Ce professeur à l’Université de Haute Alsace a étudié l'histoire des entreprises alsaciennes et allemandes pour en détricoter mythes et réalités.

© Benoît Linder

Décrivez-nous, en quelques mots, comment vous est venue votre passion pour l’histoire… et l’écriture ?

N. S. • Après mes études d’histoire, j’ai enseigné dans différents établissements, à tous les niveaux, du secondaire à l’Université. L’enseignement n’a pas suffi à combler mon appétit de découverte. J’ai eu très vite le goût de la recherche. J’aime beaucoup trouver des documents inédits, aller dans les archives d’entreprises, souvent inédites, puis proposer des idées nouvelles. Ce qui se combine avec un goût de l’écriture.

Vous avez participé récemment à l’ouvrage : « L’entreprise rhénane, mythe ou réalité ?* ». On y parle des origines des performances économiques de l’Europe rhénane. Quelles sont-elles ?

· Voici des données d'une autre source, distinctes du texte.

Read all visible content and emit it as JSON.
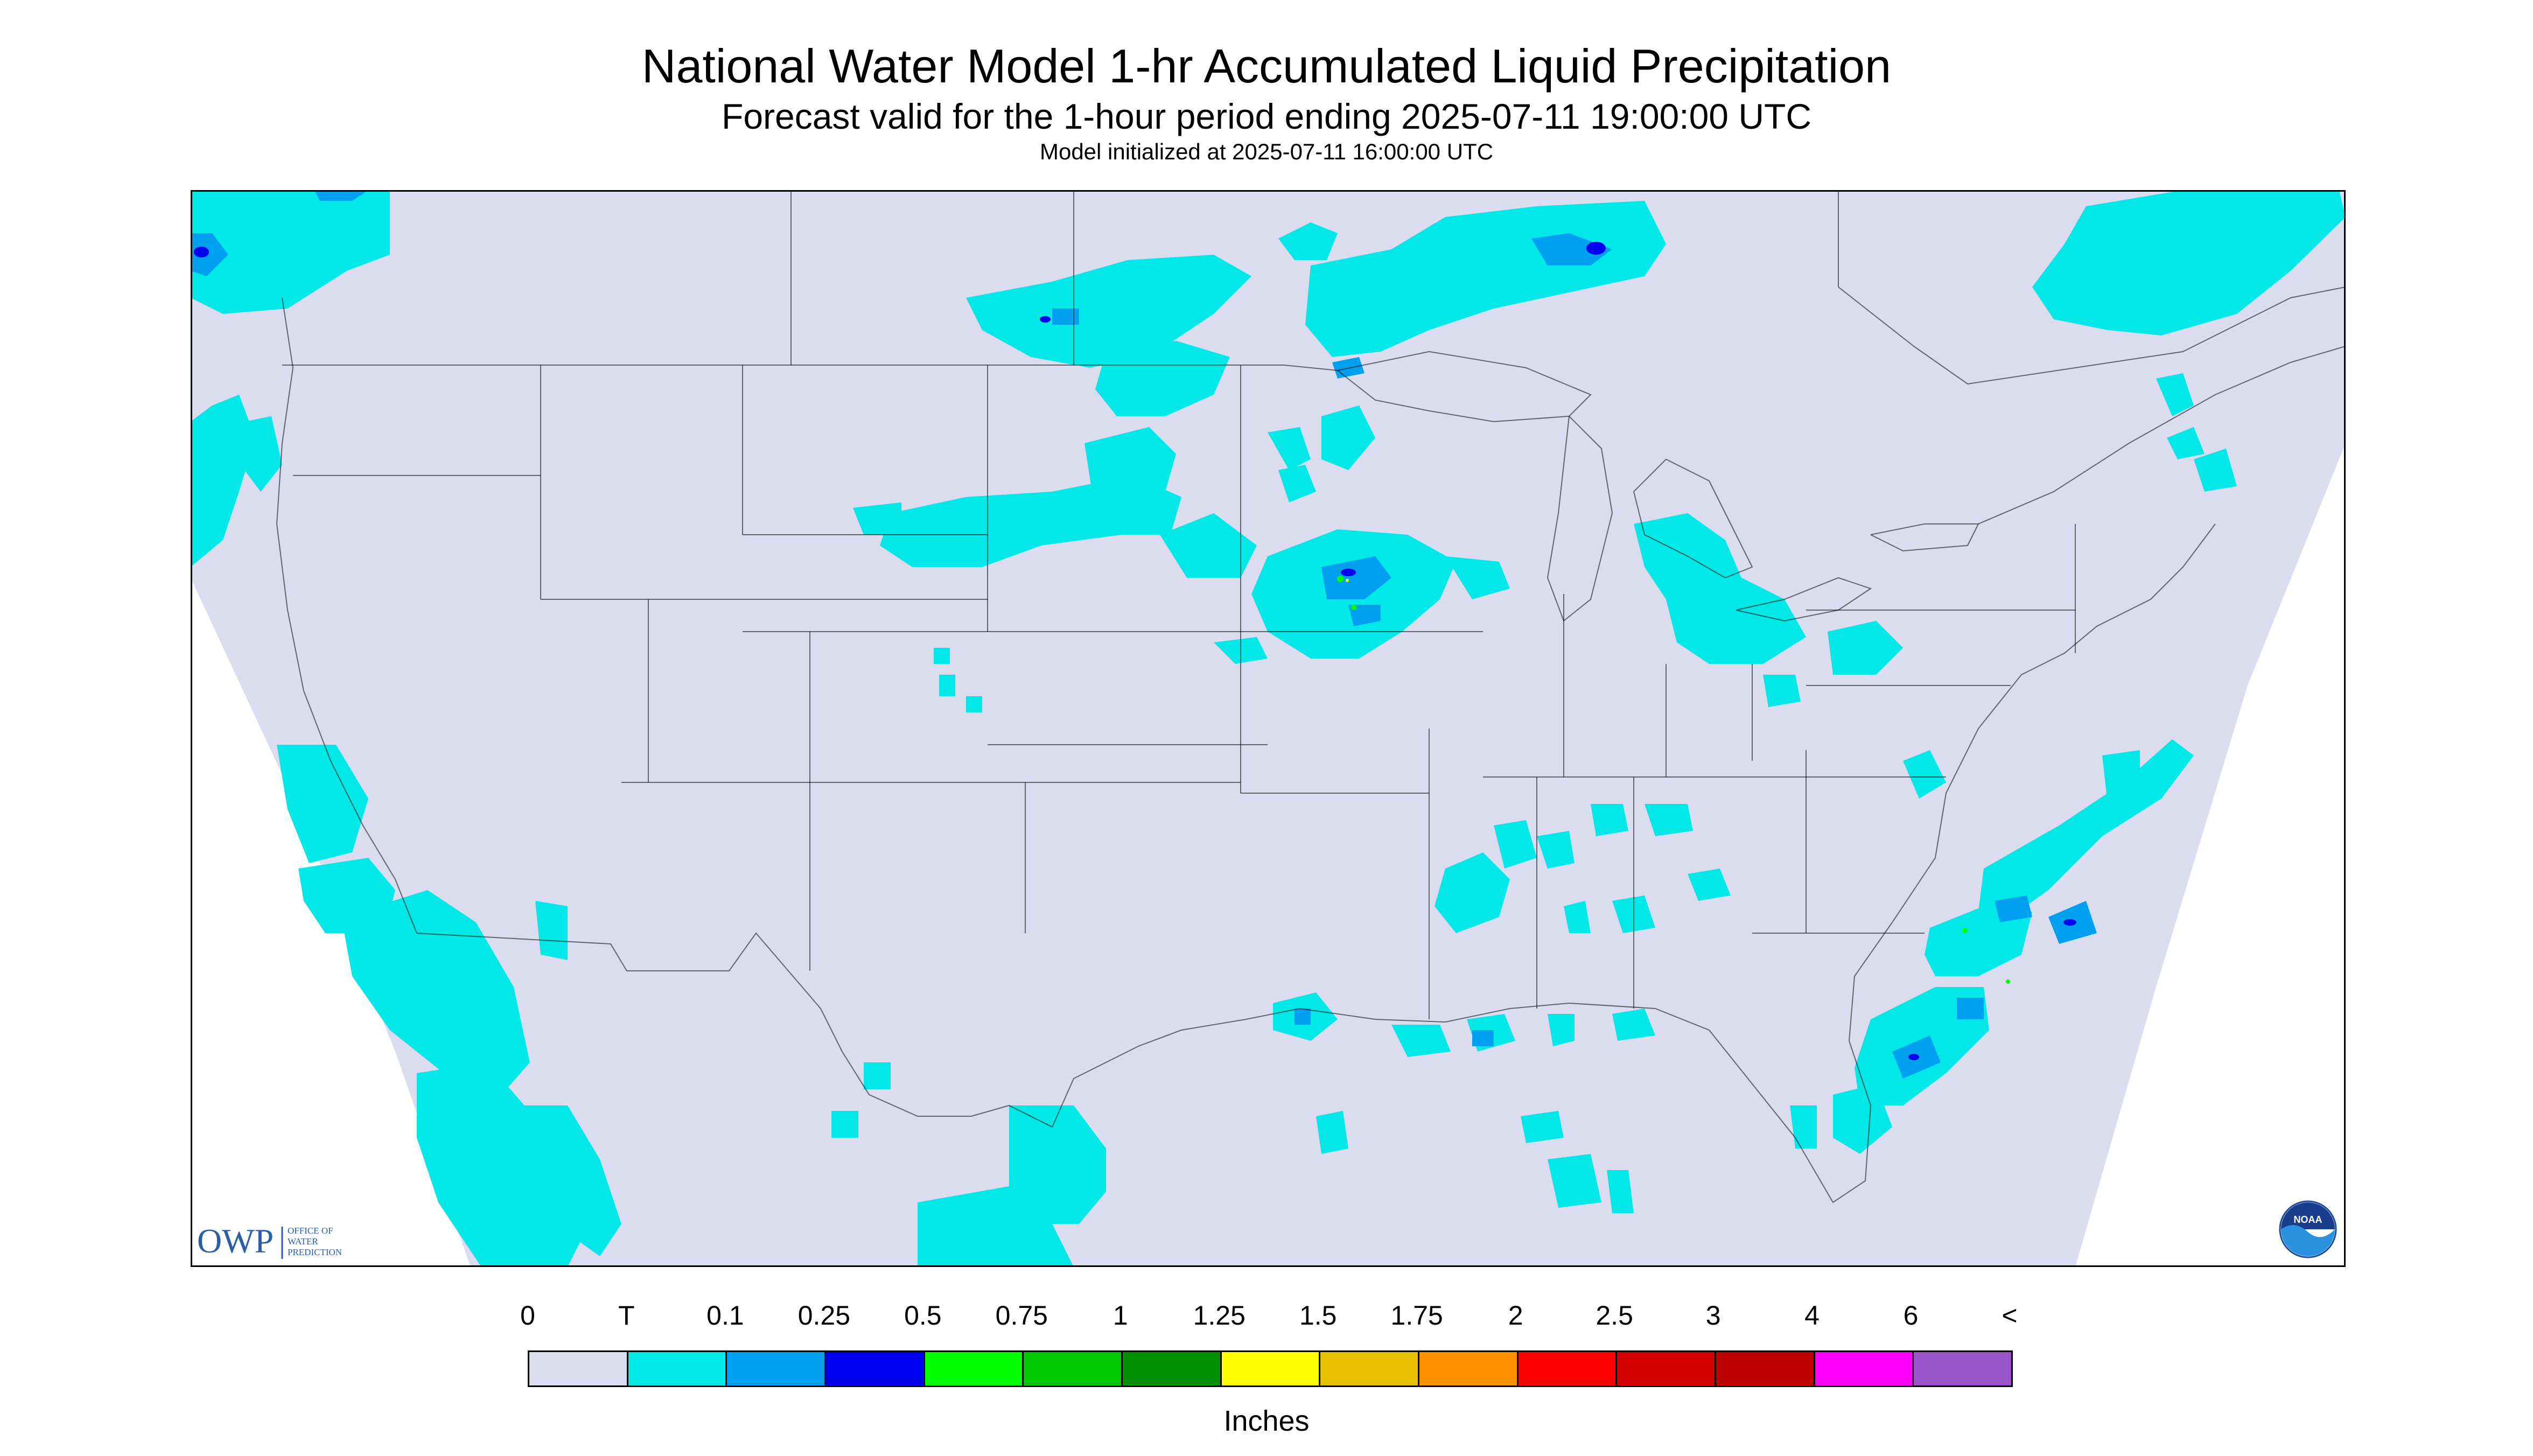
{
  "header": {
    "title": "National Water Model 1-hr Accumulated Liquid Precipitation",
    "subtitle": "Forecast valid for the 1-hour period ending 2025-07-11 19:00:00 UTC",
    "init": "Model initialized at 2025-07-11 16:00:00 UTC"
  },
  "logos": {
    "owp_abbr": "OWP",
    "owp_line1": "OFFICE OF",
    "owp_line2": "WATER",
    "owp_line3": "PREDICTION",
    "noaa_text": "NOAA"
  },
  "legend": {
    "units": "Inches",
    "labels": [
      "0",
      "T",
      "0.1",
      "0.25",
      "0.5",
      "0.75",
      "1",
      "1.25",
      "1.5",
      "1.75",
      "2",
      "2.5",
      "3",
      "4",
      "6",
      "<"
    ],
    "colors": [
      "#dcdcf0",
      "#00e8e8",
      "#00a0f0",
      "#0000f0",
      "#00ff00",
      "#00c800",
      "#009000",
      "#ffff00",
      "#e7c000",
      "#ff9000",
      "#ff0000",
      "#d60000",
      "#c00000",
      "#ff00ff",
      "#9955c9"
    ]
  },
  "map": {
    "background": "#dcdcf0",
    "outside": "#ffffff",
    "border_color": "#000000"
  }
}
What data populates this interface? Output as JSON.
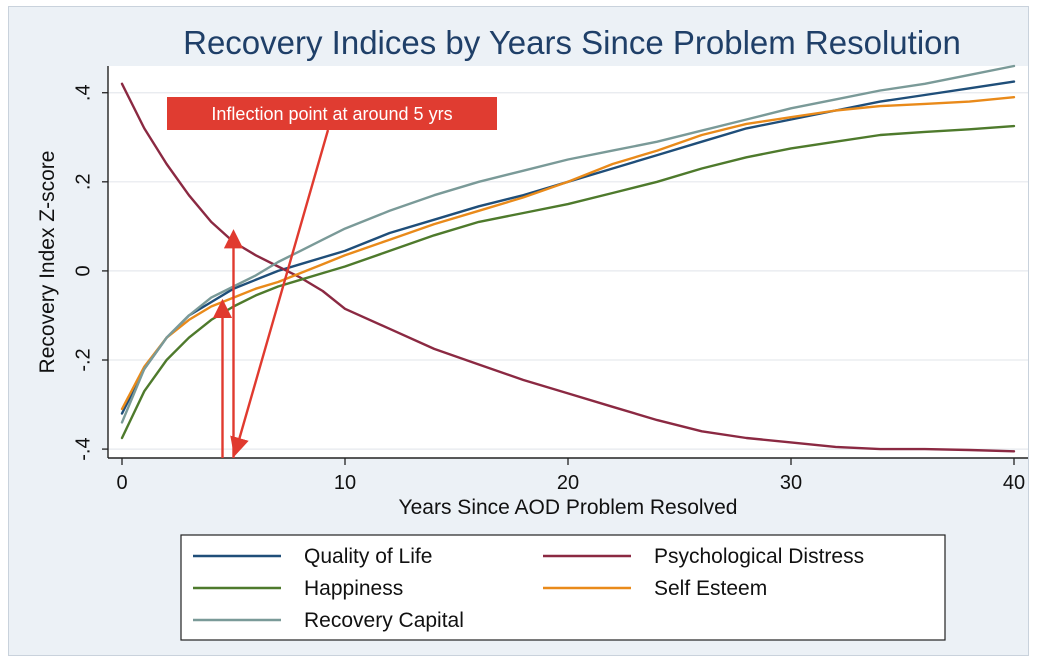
{
  "chart_data": {
    "type": "line",
    "title": "Recovery Indices by Years Since Problem Resolution",
    "xlabel": "Years Since AOD Problem Resolved",
    "ylabel": "Recovery Index Z-score",
    "xlim": [
      0,
      40
    ],
    "ylim": [
      -0.42,
      0.46
    ],
    "x_ticks": [
      0,
      10,
      20,
      30,
      40
    ],
    "x_tick_labels": [
      "0",
      "10",
      "20",
      "30",
      "40"
    ],
    "y_ticks": [
      -0.4,
      -0.2,
      0,
      0.2,
      0.4
    ],
    "y_tick_labels": [
      "-.4",
      "-.2",
      "0",
      ".2",
      ".4"
    ],
    "grid": true,
    "legend_position": "bottom",
    "x": [
      0,
      1,
      2,
      3,
      4,
      5,
      6,
      7,
      8,
      9,
      10,
      12,
      14,
      16,
      18,
      20,
      22,
      24,
      26,
      28,
      30,
      32,
      34,
      36,
      38,
      40
    ],
    "series": [
      {
        "name": "Quality of Life",
        "color": "#1f4e79",
        "values": [
          -0.32,
          -0.22,
          -0.15,
          -0.1,
          -0.07,
          -0.04,
          -0.02,
          0.0,
          0.015,
          0.03,
          0.045,
          0.085,
          0.115,
          0.145,
          0.17,
          0.2,
          0.23,
          0.26,
          0.29,
          0.32,
          0.34,
          0.36,
          0.38,
          0.395,
          0.41,
          0.425
        ]
      },
      {
        "name": "Psychological Distress",
        "color": "#8b2942",
        "values": [
          0.42,
          0.32,
          0.24,
          0.17,
          0.11,
          0.065,
          0.035,
          0.01,
          -0.015,
          -0.045,
          -0.085,
          -0.13,
          -0.175,
          -0.21,
          -0.245,
          -0.275,
          -0.305,
          -0.335,
          -0.36,
          -0.375,
          -0.385,
          -0.395,
          -0.4,
          -0.4,
          -0.402,
          -0.405
        ]
      },
      {
        "name": "Happiness",
        "color": "#4e7a2c",
        "values": [
          -0.375,
          -0.27,
          -0.2,
          -0.15,
          -0.11,
          -0.08,
          -0.055,
          -0.035,
          -0.02,
          -0.005,
          0.01,
          0.045,
          0.08,
          0.11,
          0.13,
          0.15,
          0.175,
          0.2,
          0.23,
          0.255,
          0.275,
          0.29,
          0.305,
          0.312,
          0.318,
          0.325
        ]
      },
      {
        "name": "Self Esteem",
        "color": "#e98a1a",
        "values": [
          -0.31,
          -0.215,
          -0.15,
          -0.11,
          -0.08,
          -0.06,
          -0.04,
          -0.025,
          -0.005,
          0.015,
          0.035,
          0.07,
          0.105,
          0.135,
          0.165,
          0.2,
          0.24,
          0.27,
          0.305,
          0.33,
          0.345,
          0.36,
          0.37,
          0.375,
          0.38,
          0.39
        ]
      },
      {
        "name": "Recovery Capital",
        "color": "#7a9a98",
        "values": [
          -0.34,
          -0.22,
          -0.15,
          -0.1,
          -0.06,
          -0.035,
          -0.01,
          0.02,
          0.045,
          0.07,
          0.095,
          0.135,
          0.17,
          0.2,
          0.225,
          0.25,
          0.27,
          0.29,
          0.315,
          0.34,
          0.365,
          0.385,
          0.405,
          0.42,
          0.44,
          0.46
        ]
      }
    ],
    "annotations": [
      {
        "text": "Inflection point at around 5 yrs",
        "x": 5
      }
    ]
  }
}
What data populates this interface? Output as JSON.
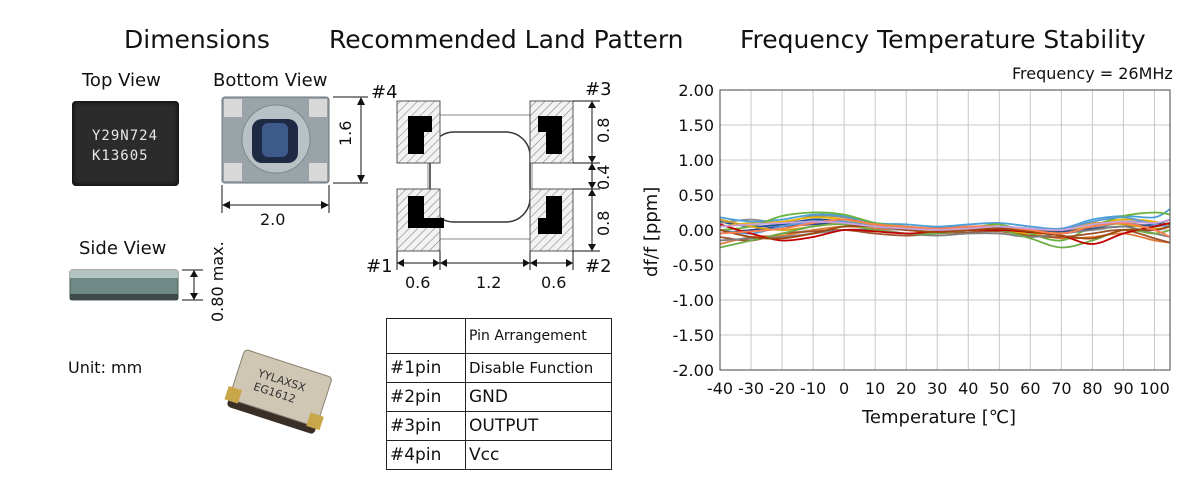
{
  "dimensions": {
    "title": "Dimensions",
    "top_view": "Top View",
    "bottom_view": "Bottom View",
    "side_view": "Side View",
    "unit": "Unit: mm",
    "marking_line1": "Y29N724",
    "marking_line2": "K13605",
    "bottom_height": "1.6",
    "bottom_width": "2.0",
    "side_height": "0.80 max.",
    "photo_marking_line1": "YYLAXSX",
    "photo_marking_line2": "EG1612"
  },
  "land_pattern": {
    "title": "Recommended Land Pattern",
    "pad_labels": [
      "#4",
      "#3",
      "#1",
      "#2"
    ],
    "dim_right": [
      "0.8",
      "0.4",
      "0.8"
    ],
    "dim_bottom": [
      "0.6",
      "1.2",
      "0.6"
    ]
  },
  "pin_table": {
    "header": "Pin Arrangement",
    "rows": [
      {
        "pin": "#1pin",
        "function": "Disable Function"
      },
      {
        "pin": "#2pin",
        "function": "GND"
      },
      {
        "pin": "#3pin",
        "function": "OUTPUT"
      },
      {
        "pin": "#4pin",
        "function": "Vcc"
      }
    ]
  },
  "chart_data": {
    "type": "line",
    "title": "Frequency Temperature Stability",
    "annotation": "Frequency = 26MHz",
    "xlabel": "Temperature [℃]",
    "ylabel": "df/f [ppm]",
    "xlim": [
      -40,
      105
    ],
    "ylim": [
      -2.0,
      2.0
    ],
    "xticks": [
      "-40",
      "-30",
      "-20",
      "-10",
      "0",
      "10",
      "20",
      "30",
      "40",
      "50",
      "60",
      "70",
      "80",
      "90",
      "100"
    ],
    "yticks": [
      "2.00",
      "1.50",
      "1.00",
      "0.50",
      "0.00",
      "-0.50",
      "-1.00",
      "-1.50",
      "-2.00"
    ],
    "grid": true,
    "x": [
      -40,
      -30,
      -20,
      -10,
      0,
      10,
      20,
      30,
      40,
      50,
      60,
      70,
      80,
      90,
      100,
      105
    ],
    "series": [
      {
        "color": "#1f4e9b",
        "values": [
          0.12,
          0.05,
          0.08,
          0.15,
          0.12,
          0.05,
          0.02,
          0.03,
          0.05,
          0.03,
          -0.03,
          -0.05,
          0.05,
          0.12,
          0.1,
          0.08
        ]
      },
      {
        "color": "#e07b39",
        "values": [
          -0.2,
          -0.1,
          -0.08,
          0.0,
          0.05,
          0.02,
          0.0,
          -0.03,
          0.0,
          0.02,
          -0.05,
          -0.12,
          -0.1,
          -0.05,
          -0.15,
          -0.18
        ]
      },
      {
        "color": "#8c8c8c",
        "values": [
          0.1,
          0.15,
          0.1,
          0.2,
          0.18,
          0.08,
          0.05,
          0.02,
          0.03,
          0.05,
          0.0,
          -0.05,
          0.02,
          0.1,
          0.05,
          0.1
        ]
      },
      {
        "color": "#e8b400",
        "values": [
          0.05,
          0.1,
          0.12,
          0.18,
          0.15,
          0.05,
          0.03,
          0.0,
          0.02,
          0.0,
          -0.05,
          -0.03,
          0.08,
          0.15,
          0.12,
          0.05
        ]
      },
      {
        "color": "#4aa0d8",
        "values": [
          0.18,
          0.12,
          0.15,
          0.22,
          0.2,
          0.1,
          0.08,
          0.05,
          0.08,
          0.1,
          0.05,
          0.02,
          0.15,
          0.2,
          0.18,
          0.3
        ]
      },
      {
        "color": "#6bb33f",
        "values": [
          0.0,
          0.05,
          0.2,
          0.25,
          0.22,
          0.1,
          0.05,
          0.0,
          0.02,
          0.08,
          -0.05,
          -0.15,
          0.05,
          0.2,
          0.25,
          0.22
        ]
      },
      {
        "color": "#2b4a8c",
        "values": [
          -0.05,
          0.0,
          0.05,
          0.08,
          0.1,
          0.05,
          0.02,
          -0.02,
          0.0,
          0.02,
          0.0,
          -0.02,
          0.02,
          0.05,
          0.08,
          0.15
        ]
      },
      {
        "color": "#a0522d",
        "values": [
          -0.1,
          -0.15,
          -0.05,
          -0.02,
          0.0,
          -0.05,
          -0.08,
          -0.05,
          -0.03,
          -0.02,
          -0.08,
          -0.1,
          -0.05,
          0.0,
          -0.12,
          -0.18
        ]
      },
      {
        "color": "#7f7f7f",
        "values": [
          -0.15,
          -0.12,
          -0.1,
          -0.05,
          0.0,
          0.0,
          -0.05,
          -0.08,
          -0.05,
          -0.05,
          -0.1,
          -0.05,
          0.0,
          0.05,
          -0.05,
          -0.1
        ]
      },
      {
        "color": "#d4a017",
        "values": [
          0.15,
          0.05,
          0.0,
          0.05,
          0.1,
          0.08,
          0.02,
          -0.02,
          0.02,
          0.05,
          0.02,
          0.0,
          0.1,
          0.08,
          0.02,
          0.05
        ]
      },
      {
        "color": "#5b9bd5",
        "values": [
          0.0,
          -0.05,
          0.05,
          0.12,
          0.12,
          0.05,
          0.0,
          0.02,
          0.05,
          0.05,
          0.02,
          0.02,
          0.12,
          0.18,
          0.08,
          0.05
        ]
      },
      {
        "color": "#70ad47",
        "values": [
          -0.25,
          -0.15,
          -0.05,
          0.05,
          0.08,
          0.0,
          -0.05,
          -0.05,
          0.0,
          0.0,
          -0.12,
          -0.25,
          -0.15,
          0.0,
          -0.05,
          0.0
        ]
      },
      {
        "color": "#c00000",
        "values": [
          0.08,
          -0.05,
          -0.15,
          -0.1,
          0.0,
          -0.02,
          -0.05,
          -0.02,
          0.0,
          0.0,
          -0.03,
          -0.08,
          -0.2,
          -0.05,
          0.05,
          0.1
        ]
      },
      {
        "color": "#9e480e",
        "values": [
          0.0,
          -0.1,
          -0.12,
          -0.05,
          0.05,
          0.05,
          0.0,
          -0.03,
          0.0,
          0.02,
          -0.02,
          -0.08,
          -0.12,
          0.0,
          0.0,
          0.05
        ]
      },
      {
        "color": "#ff7f50",
        "values": [
          -0.05,
          -0.02,
          0.02,
          0.1,
          0.15,
          0.08,
          0.05,
          0.02,
          0.05,
          0.05,
          0.0,
          -0.05,
          0.05,
          0.1,
          0.0,
          -0.1
        ]
      },
      {
        "color": "#c9a0dc",
        "values": [
          0.05,
          0.08,
          0.1,
          0.12,
          0.1,
          0.05,
          0.02,
          0.0,
          0.02,
          0.05,
          0.02,
          0.0,
          0.08,
          0.12,
          0.1,
          0.15
        ]
      }
    ]
  }
}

N. S. Le point de départ de mes recherches a été le livre de Michel Albert sur la fin du modèle rhénan*, en 1991. Selon lui, le capitalisme peut se décliner version rhénane ou version anglo-saxonne. La première valorise le collectif, le productif, le long terme, la seconde l’individuel, le financier, le court terme. Or, l’histoire de l’Alsace nous montre des comportements spécifiques qui pourraient être résumés dans une vision à long terme, axée sur la transmission. Contrairement aux modèles anglo-saxons, ce sont ces éléments qui ont contribué à la puissance de l’Alsace au XIXe siècle. Avec une attention particulière portée aux personnes et la prise en compte d’une dimension familiale et culturelle.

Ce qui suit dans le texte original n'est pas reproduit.